I'm very interested in Lambert $\operatorname{W}$ function and I want to know how to check if some equation can be solved using this function.

Example $1$: $$e^xx=a$$ For this equation it is obviously that $x=\operatorname{W}_k(a)$ where $k\in\mathbb{Z}$.

Example $2$: $$a^xx=b$$ Now we must reduce it to form $e^{f(x)}f(x)=c$ and then use Lambert $\operatorname{W}$ function. $$e^{x\ln a}x=b$$ $$e^{x\ln a}x\ln a=b\ln a$$ $$x\ln a=\operatorname{W}_k(b\ln a)$$ $$x=\dfrac{\operatorname{W}_k(b\ln a)}{\ln a}$$ This is not too hard to solve.
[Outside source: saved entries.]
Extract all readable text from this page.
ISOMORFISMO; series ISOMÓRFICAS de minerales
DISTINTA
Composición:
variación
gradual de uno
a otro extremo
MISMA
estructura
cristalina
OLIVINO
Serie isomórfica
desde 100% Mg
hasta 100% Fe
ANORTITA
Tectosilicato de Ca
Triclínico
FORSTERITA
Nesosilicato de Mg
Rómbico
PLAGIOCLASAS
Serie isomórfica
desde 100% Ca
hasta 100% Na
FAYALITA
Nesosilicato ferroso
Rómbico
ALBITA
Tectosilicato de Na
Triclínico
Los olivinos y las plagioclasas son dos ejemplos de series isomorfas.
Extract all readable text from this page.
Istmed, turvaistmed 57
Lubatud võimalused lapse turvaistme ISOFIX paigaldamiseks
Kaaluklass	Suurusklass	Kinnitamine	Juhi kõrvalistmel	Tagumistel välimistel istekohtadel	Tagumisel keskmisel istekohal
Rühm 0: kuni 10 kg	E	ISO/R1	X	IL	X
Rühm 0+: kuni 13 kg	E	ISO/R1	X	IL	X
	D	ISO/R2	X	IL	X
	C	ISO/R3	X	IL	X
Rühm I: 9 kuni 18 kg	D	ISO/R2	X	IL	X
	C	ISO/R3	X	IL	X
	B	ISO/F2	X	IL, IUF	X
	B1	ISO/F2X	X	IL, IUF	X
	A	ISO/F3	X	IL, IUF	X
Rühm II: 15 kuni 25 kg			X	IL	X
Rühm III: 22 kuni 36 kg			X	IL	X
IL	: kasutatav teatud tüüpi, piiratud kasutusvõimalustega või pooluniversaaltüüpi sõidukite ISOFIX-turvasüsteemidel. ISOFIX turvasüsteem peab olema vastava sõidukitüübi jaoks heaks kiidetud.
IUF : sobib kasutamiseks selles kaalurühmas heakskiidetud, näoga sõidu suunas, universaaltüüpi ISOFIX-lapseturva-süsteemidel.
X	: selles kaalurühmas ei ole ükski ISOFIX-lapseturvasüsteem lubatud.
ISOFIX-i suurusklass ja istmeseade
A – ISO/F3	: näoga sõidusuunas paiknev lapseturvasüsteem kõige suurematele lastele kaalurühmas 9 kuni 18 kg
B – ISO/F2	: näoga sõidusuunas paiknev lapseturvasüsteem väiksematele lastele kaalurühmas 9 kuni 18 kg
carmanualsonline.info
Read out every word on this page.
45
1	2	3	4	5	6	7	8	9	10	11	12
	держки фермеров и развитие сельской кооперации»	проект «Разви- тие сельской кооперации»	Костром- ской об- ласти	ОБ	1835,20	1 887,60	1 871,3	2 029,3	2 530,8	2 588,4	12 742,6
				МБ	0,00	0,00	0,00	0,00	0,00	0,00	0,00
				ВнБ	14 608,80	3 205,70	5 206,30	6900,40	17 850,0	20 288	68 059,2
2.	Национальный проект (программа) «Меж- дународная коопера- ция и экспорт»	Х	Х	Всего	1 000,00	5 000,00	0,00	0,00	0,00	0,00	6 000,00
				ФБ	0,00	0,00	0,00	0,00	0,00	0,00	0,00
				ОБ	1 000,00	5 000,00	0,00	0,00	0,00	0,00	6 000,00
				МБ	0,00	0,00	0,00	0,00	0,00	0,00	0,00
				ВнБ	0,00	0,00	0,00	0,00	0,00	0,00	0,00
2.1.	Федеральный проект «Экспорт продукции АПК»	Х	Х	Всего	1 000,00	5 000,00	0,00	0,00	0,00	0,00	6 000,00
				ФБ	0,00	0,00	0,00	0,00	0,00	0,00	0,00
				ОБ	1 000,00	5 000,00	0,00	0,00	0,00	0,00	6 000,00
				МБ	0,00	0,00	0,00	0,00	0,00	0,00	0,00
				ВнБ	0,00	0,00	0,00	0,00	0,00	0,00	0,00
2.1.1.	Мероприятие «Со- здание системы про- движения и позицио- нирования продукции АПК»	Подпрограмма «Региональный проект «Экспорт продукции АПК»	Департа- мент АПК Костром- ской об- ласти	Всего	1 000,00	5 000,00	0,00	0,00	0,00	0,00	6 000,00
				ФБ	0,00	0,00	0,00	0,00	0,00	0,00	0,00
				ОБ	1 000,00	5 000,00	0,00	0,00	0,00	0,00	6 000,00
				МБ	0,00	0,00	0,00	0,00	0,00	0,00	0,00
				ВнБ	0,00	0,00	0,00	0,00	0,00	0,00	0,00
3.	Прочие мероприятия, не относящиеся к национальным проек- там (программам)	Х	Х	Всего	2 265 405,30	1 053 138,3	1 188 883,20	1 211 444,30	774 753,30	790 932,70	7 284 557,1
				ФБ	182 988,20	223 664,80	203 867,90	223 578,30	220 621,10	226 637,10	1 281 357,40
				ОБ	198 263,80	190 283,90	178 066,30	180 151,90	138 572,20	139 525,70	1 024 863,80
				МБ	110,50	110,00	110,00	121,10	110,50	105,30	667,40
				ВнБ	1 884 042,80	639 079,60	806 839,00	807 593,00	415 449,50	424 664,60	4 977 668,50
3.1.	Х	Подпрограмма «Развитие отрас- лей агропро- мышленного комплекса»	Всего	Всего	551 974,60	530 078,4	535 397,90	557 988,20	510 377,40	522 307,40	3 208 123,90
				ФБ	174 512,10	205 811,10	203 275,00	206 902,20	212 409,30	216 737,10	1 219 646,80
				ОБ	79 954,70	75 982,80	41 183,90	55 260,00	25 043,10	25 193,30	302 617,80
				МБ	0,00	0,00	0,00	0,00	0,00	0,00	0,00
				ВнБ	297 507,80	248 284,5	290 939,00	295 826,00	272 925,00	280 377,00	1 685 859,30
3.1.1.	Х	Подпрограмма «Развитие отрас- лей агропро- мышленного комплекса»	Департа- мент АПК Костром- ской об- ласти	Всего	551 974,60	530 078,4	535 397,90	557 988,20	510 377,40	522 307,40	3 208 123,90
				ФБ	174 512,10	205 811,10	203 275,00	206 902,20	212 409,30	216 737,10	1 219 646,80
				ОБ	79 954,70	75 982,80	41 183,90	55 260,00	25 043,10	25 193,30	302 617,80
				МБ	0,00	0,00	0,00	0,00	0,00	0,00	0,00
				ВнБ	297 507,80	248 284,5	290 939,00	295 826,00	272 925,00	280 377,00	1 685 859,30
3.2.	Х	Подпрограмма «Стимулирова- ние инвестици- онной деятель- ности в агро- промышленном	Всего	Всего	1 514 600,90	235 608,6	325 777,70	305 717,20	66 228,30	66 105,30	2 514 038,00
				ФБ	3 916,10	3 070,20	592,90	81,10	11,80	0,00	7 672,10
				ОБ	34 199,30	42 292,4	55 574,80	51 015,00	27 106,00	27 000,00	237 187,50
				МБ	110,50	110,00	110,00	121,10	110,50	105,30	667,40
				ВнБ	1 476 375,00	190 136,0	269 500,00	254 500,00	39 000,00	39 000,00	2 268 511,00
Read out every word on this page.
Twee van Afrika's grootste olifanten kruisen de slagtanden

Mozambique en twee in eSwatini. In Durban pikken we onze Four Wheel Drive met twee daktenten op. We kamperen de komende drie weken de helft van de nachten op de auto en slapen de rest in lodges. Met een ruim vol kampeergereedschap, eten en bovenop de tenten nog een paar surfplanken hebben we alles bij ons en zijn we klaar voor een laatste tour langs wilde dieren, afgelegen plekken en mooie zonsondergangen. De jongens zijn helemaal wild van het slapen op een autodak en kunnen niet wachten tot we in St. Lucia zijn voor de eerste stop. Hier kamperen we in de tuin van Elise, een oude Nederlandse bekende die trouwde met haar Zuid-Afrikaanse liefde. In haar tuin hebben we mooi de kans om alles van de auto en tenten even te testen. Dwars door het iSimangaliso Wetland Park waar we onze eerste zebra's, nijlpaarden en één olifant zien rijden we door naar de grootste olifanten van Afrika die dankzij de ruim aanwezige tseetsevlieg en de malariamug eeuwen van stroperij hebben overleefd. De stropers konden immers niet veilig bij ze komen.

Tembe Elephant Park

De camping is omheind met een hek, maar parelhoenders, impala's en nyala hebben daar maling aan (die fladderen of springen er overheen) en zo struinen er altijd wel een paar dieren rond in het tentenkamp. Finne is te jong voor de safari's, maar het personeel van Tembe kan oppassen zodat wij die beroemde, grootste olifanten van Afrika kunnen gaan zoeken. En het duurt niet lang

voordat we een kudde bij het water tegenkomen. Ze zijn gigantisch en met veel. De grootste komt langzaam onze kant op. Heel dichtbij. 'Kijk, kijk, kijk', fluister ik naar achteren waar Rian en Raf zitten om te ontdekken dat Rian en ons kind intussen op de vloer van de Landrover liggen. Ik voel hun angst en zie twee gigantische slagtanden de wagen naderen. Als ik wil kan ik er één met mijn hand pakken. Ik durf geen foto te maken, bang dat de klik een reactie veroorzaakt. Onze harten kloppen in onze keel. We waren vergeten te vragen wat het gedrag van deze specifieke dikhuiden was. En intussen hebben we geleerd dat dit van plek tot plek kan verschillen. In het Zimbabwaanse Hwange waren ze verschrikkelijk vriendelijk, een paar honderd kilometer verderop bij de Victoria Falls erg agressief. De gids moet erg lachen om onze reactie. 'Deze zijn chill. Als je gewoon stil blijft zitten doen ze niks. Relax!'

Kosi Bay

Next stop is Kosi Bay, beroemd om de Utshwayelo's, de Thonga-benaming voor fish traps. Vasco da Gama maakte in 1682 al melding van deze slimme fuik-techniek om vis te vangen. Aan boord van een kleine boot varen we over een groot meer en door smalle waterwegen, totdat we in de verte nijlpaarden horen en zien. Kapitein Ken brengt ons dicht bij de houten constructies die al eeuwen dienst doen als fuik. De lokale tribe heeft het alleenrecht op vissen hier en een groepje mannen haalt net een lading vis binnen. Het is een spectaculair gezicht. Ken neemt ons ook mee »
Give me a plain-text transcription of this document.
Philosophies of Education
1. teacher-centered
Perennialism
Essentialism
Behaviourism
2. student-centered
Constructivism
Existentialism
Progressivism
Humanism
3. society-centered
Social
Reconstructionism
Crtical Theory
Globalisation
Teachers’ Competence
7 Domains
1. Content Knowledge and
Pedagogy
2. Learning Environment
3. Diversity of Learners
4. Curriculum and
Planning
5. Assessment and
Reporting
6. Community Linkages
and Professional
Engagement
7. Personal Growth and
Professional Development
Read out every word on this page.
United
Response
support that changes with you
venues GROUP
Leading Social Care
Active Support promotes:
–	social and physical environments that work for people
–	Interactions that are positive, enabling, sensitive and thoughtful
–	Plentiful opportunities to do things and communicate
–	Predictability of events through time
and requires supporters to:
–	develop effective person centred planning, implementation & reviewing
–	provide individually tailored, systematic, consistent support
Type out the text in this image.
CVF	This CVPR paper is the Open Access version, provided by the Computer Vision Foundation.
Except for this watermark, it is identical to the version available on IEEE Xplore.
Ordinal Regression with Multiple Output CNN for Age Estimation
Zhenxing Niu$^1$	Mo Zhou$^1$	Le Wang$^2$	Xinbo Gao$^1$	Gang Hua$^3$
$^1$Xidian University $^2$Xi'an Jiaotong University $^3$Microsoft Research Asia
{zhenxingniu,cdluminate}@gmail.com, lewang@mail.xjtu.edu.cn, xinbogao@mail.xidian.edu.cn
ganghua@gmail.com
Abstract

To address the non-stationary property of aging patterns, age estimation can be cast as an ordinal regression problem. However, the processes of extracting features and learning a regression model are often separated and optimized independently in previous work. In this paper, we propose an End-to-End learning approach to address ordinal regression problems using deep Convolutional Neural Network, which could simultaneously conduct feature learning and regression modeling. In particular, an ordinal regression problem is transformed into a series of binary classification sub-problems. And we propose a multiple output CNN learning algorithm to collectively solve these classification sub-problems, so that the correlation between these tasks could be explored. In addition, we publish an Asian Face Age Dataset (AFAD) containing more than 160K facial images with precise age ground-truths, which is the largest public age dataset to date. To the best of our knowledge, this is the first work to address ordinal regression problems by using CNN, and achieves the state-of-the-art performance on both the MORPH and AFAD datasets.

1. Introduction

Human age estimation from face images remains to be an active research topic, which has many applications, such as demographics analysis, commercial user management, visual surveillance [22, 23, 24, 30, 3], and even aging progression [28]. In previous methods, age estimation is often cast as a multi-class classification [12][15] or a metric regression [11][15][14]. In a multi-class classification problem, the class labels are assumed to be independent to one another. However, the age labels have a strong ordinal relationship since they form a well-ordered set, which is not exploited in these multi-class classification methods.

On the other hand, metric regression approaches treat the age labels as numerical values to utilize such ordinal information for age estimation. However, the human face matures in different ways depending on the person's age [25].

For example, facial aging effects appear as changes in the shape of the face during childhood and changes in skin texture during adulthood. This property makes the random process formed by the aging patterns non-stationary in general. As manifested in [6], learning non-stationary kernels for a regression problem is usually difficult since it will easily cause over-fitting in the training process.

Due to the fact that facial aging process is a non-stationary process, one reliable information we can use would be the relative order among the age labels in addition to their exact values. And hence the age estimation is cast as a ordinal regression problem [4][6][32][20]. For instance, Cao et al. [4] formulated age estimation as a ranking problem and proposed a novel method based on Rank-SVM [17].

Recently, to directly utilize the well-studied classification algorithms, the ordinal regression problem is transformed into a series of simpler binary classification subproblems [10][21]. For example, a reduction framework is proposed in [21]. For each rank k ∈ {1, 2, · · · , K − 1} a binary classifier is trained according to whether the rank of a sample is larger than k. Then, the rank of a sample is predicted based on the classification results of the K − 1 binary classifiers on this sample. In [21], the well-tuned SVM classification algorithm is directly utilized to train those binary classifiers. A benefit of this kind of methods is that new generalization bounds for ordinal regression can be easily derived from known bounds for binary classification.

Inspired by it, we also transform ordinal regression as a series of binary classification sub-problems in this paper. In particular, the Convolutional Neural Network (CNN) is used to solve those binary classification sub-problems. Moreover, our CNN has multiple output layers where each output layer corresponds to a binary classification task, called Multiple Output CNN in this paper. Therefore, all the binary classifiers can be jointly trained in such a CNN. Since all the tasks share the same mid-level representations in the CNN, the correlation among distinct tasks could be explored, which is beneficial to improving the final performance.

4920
Example $3$: $$a^x+bx+c=0$$ It is very hard to solve this and after long computation we will get $$x=\dfrac{-b\operatorname{W}_k\left(\dfrac{\ln a\cdot a^{-\dfrac{c}{b}}}{b}\right)-c\ln a}{b\ln a}$$
Example $4$: $$a^{x^2}+bx+c=0$$ There is no known solution for this equation.

Example $5$: $$\sin x+x=a$$ or $$\dfrac i 2e^{-ix}-\dfrac i 2e^{ix}+x=a$$ My question is how to check if some equation can be solved using Lambert $\operatorname{W}$ function.